MOSCOW (AP) — Russia’s foreign minister on Tuesday said Moscow is ready to seek consensus in the UN Security Council on a new resolution aimed at ending Syria’s civil war, but gave no indication how it would resolve a disagreement over a Britain-sponsored resolution.
Moscow’s draft resolution calls for the “immediate implementation” of a peace plan from Kofi Annan, the UN and Arab League envoy for the crisis, and the guidelines for a political transition approved at a meeting in Geneva last month, but it objects to the resolution that would be tied to Chapter 7 of the United Nations Charter, which could allow the use of force to end the conflict in Syria.
Although Western nations appear to have little appetite for force, Russia adamantly opposes any prospect of international intervention in the 16-month-old conflict. China, another veto-wielding member of the Security Council, also has backed Syria.
After a meeting between Russian President Vladimir Putin and Annan on Tuesday, Russian Foreign Minister Sergey Lavrov said, “I don’t see a reason that we couldn’t agree in the Security Council. We are prepared for that,” according to the Interfax news agency.
Annan, in turn, said, “I would hope that the Council will continue its discussions and hopefully find language that will pull everybody together for us to move forward on this critical issue.”
There were no comments from Putin after the meeting, but at its opening he promised Russia would do all it could to support Annan.
Russia, which incurred international criticism by twice vetoing UN resolutions to increase pressure on Syrian President Bashar Assad and his regime, has staked its position on Annan’s six-point plan for ending the fighting that activists say has killed some 17,000 people.
The plan was to begin with a cease-fire between government forces and rebels, followed by political dialogue, but increasingly intense fighting has called into question whether the plan is obsolete.
British Foreign Secretary William Hague insisted Tuesday that a Chapter 7 resolution is required to implement Annan’s peace plan, calling the process the “best hope” for ending the civil war in Syria and urging Russia and China to get on board.
“Those nations that might block a Security Council resolution have to consider the fact that if they do so, they will be held increasingly responsible for the consequences, for that chaos and bloodshed that are even now becoming worse in Syria,” he said during a trip to Jordan in which he visited a camp for Syrian refugees.

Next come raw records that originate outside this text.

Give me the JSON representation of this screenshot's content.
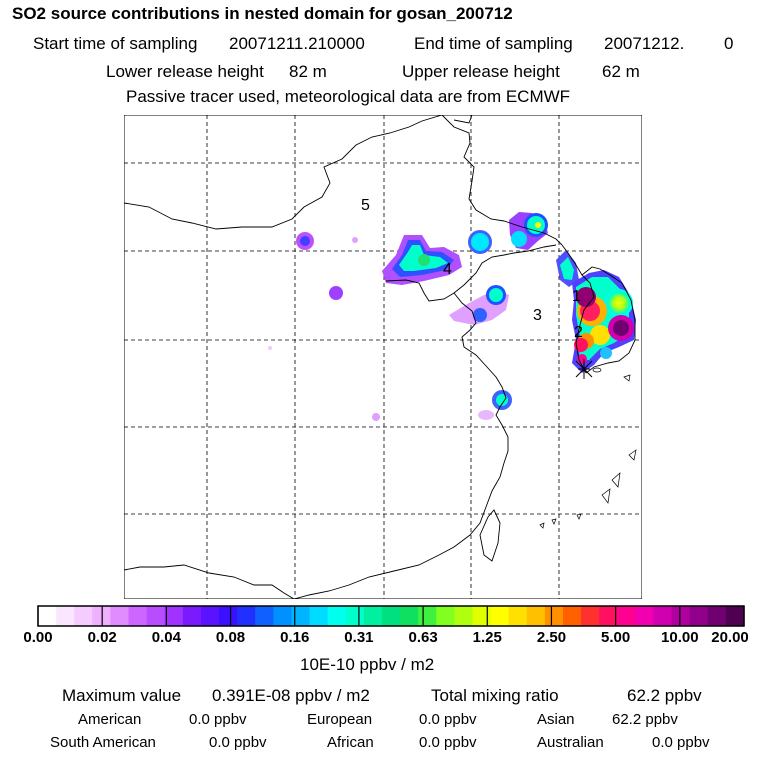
{
  "header": {
    "title": "SO2 source contributions in nested domain for gosan_200712",
    "start_label": "Start time of sampling",
    "start_value": "20071211.210000",
    "end_label": "End time of sampling",
    "end_value": "20071212.",
    "end_suffix": "0",
    "lower_label": "Lower release height",
    "lower_value": "82 m",
    "upper_label": "Upper release height",
    "upper_value": "62 m",
    "note": "Passive tracer used, meteorological data are from ECMWF"
  },
  "map": {
    "region_labels": [
      "5",
      "4",
      "1",
      "3",
      "2"
    ],
    "receptor_marker": "star-receptor"
  },
  "colorbar": {
    "unit": "10E-10 ppbv / m2",
    "tick_labels": [
      "0.00",
      "0.02",
      "0.04",
      "0.08",
      "0.16",
      "0.31",
      "0.63",
      "1.25",
      "2.50",
      "5.00",
      "10.00",
      "20.00"
    ],
    "colors": [
      "#ffffff",
      "#fbe6ff",
      "#f5ccff",
      "#eeb0ff",
      "#e08cff",
      "#cc66ff",
      "#b84dff",
      "#a033ff",
      "#7a1aff",
      "#5a12ff",
      "#3a10ff",
      "#2030ff",
      "#1060ff",
      "#0090ff",
      "#00b4ff",
      "#00dcff",
      "#00ffee",
      "#00ffcc",
      "#00f0a0",
      "#00e080",
      "#10e060",
      "#40f040",
      "#80ff20",
      "#b0ff10",
      "#e0ff00",
      "#ffff00",
      "#ffe000",
      "#ffc000",
      "#ff9000",
      "#ff6000",
      "#ff3030",
      "#ff1060",
      "#ff0090",
      "#f000b0",
      "#d000b0",
      "#b000a0",
      "#90008a",
      "#700070",
      "#500050"
    ]
  },
  "summary": {
    "max_label": "Maximum value",
    "max_value": "0.391E-08 ppbv / m2",
    "total_label": "Total mixing ratio",
    "total_value": "62.2 ppbv",
    "regions": [
      {
        "name": "American",
        "value": "0.0 ppbv"
      },
      {
        "name": "European",
        "value": "0.0 ppbv"
      },
      {
        "name": "Asian",
        "value": "62.2 ppbv"
      },
      {
        "name": "South American",
        "value": "0.0 ppbv"
      },
      {
        "name": "African",
        "value": "0.0 ppbv"
      },
      {
        "name": "Australian",
        "value": "0.0 ppbv"
      }
    ]
  }
}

Meanwhile, UN leader Ban Ki-moon arrived in Beijing on Tuesday as part of a diplomatic push to get Russia and China to back a tougher response to attacks by the Assad regime.
Ban, who is to meet Wednesday with Chinese President Hu Jintao, called for rapid, unified action by the Security Council. But a commentary that ran Tuesday in the official People’s Daily newspaper strongly opposed using force against Syria — a sign that China may again block the Western-backed resolution.
“Sovereign equality and noninterference in internal affairs (of other countries) is a red line that must not be crossed,” the commentary said. “A political solution is the only way out of the Syrian problem.”
Syria’s violence has grown increasingly bloody and chaotic in recent months as the uprising which began in March 2011 has transformed from a peaceful protest movement seeking political change into an armed insurgency seeking to topple Assad’s regime.
Hague cautioned that the situation in Syria “is so grave and unpredictable that I don’t think any option should be ruled out for the future.”